International Development Charity or Solidarity?
A workshop/ think in organised by
Development Studies Association of Ireland Civil Society Study Group and the
Centre for Global Education, Belfast
Date: 19th October 2018
Time:10:30 - 16:00
Venue: Liberty Hall, Dublin.
In Ireland the role of development NGOs is rarely interrogated. There is a shared discourse across the government, NGO and academic sectors which may not be seen to encourage critical enquiry. One criticism of the work of non-governmental organisations (NGOs) especially with schools has been that, in the past, too much emphasis was placed on the dependence of those in the ‘South’ and the need for individuals in the North to act for change, principally through charitable activities. This focus is creating a power imbalance that we might wish to interrogate from a social justice or solidarity perspective.
SESSION I: ENGAGING CIVIL SOCIETY IN THE GLOBAL SOUTH (11:00-13:00)
This session will open up the debate on what we mean by civil society and the role that NGOs can play engaging with civil society in the global South. We examine the evolution of NGOs in recent decades as the international development scene changes and thus their own priorities and modes of operating. Are NGOs still playing a progressive role in terms of social transformation? From a policy perspective do NGOs focus too narrowly on aid to the South to the exclusion of other more pressing issues? How are the big international NGOs viewed in the global South? What are the constraints they operate under? Can we move (back?) from a charity to a solidarity or social justice model of engagement?
Speakers will include voices from the NGOs, the research sector, the trade union movement and a view from the Global South.
SESSION II: ENGAGING CIVIL SOCIETY IN THE GLOBAL NORTH (14:00-16:00)
This session will engage with the debate on how international NGOs can move beyond a funding relationship with the public to one based on a social justice approach that can support a more nuanced and long-term citizen engagement with global issues. Recognising that fundraising is essential to our work, how does the sector combine effective global citizenship with charitable activities?
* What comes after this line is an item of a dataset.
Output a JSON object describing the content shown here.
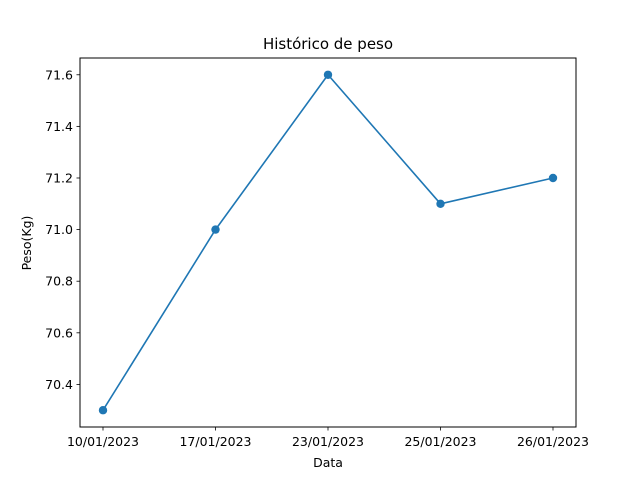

Facilitated by experienced global educator and former NGO worker, Stella Murray, this session will be activity driven and discussion oriented, affording a useful opportunity to debate issues that are central to NGO and development educator practice.
We encourage international development NGO personnel in a range of capacities (campaigns, fundraising, marketing, promotions and education) to attend this event and contribute to the discussion.
Tina Wallace has extensive academic and practitioner development experience and have worked in development for over 30 years, as a teacher and a researcher in Universities in UK and Africa, with International NGOs and as an independent consultant. All of her work has been undertaken from a gender perspective informed by long experience of working with women and men in communities, in organisations, and in government.
Tina also has worked at the strategic and policy level. She is currently working on different aspects of women’s empowerment with local NGOs in Lebanon, India, Ethiopia and UK, on care work, women in non traditional livelihoods, girl’s education and modern day slavery. As part of this, she is researching the changing engagement of women in agriculture in Bangladesh and working on some grant making for a small Foundation focused on Africa.
Recently Tina’s work on gender has included a study of cash transfers and their impact on women (Concern/Oxfam), a study of how social norms shape girls and women’s opportunities and how to address these in programming (Plan), governance and volunteerism (UNV), FGM and violence against women (Guardian campaign) and research work on promoting women’s empowerment through political participation (Womankind). She has published widely especially on gender and the roles of NGOs and work to disseminate learning through workshops and seminars to reach development practitioners. Tina runs the DSA (UK) study group on gender policy and practice.
David Joyce David Joyce is International Development and Equality Officer with the Irish Congress of Trade Unions.
His areas of work include the promotion of equality within trade unions, Irish workplaces as well as at the national policy level. This involves the development of policy on equality related issues and
the production of guidelines for trade unions on various equality issues. His international work includes representing ICTU at the International Labour Organisation and at international trade union meetings at ETUC and ITUC. David has represented Congress on a number of external equality and development related bodies, including:
- The annual International Labour Conference of the ILO – where earlier this year he was part of a Workers Group negotiating a new international standard on tackling gender based violence in the workplace
- The national monitoring committee for the National Women’s’ Strategy
- Trade Union Development Cooperation Network
- Former Irish Aid Advisory Committee
- DFAT Committee on Human Rights
- Stakeholder Forum on Corporate Social Responsibility in DBEI
- ETUC Agenda 2030 group; National Stakeholder Forum for Agenda 2030 and the Steering group of Coalition 2030
- The Board of the National Disability Authority;
- Steering group of the Comprehensive Employment Strategy for People with Disabilities;
- The Board of the former Equality Authority
He has also participated in various international trade union initiatives including the negotiating group on the development of a joint framework of action for gender equality, and the negotiations
on the revision of the Parental Leave Directive.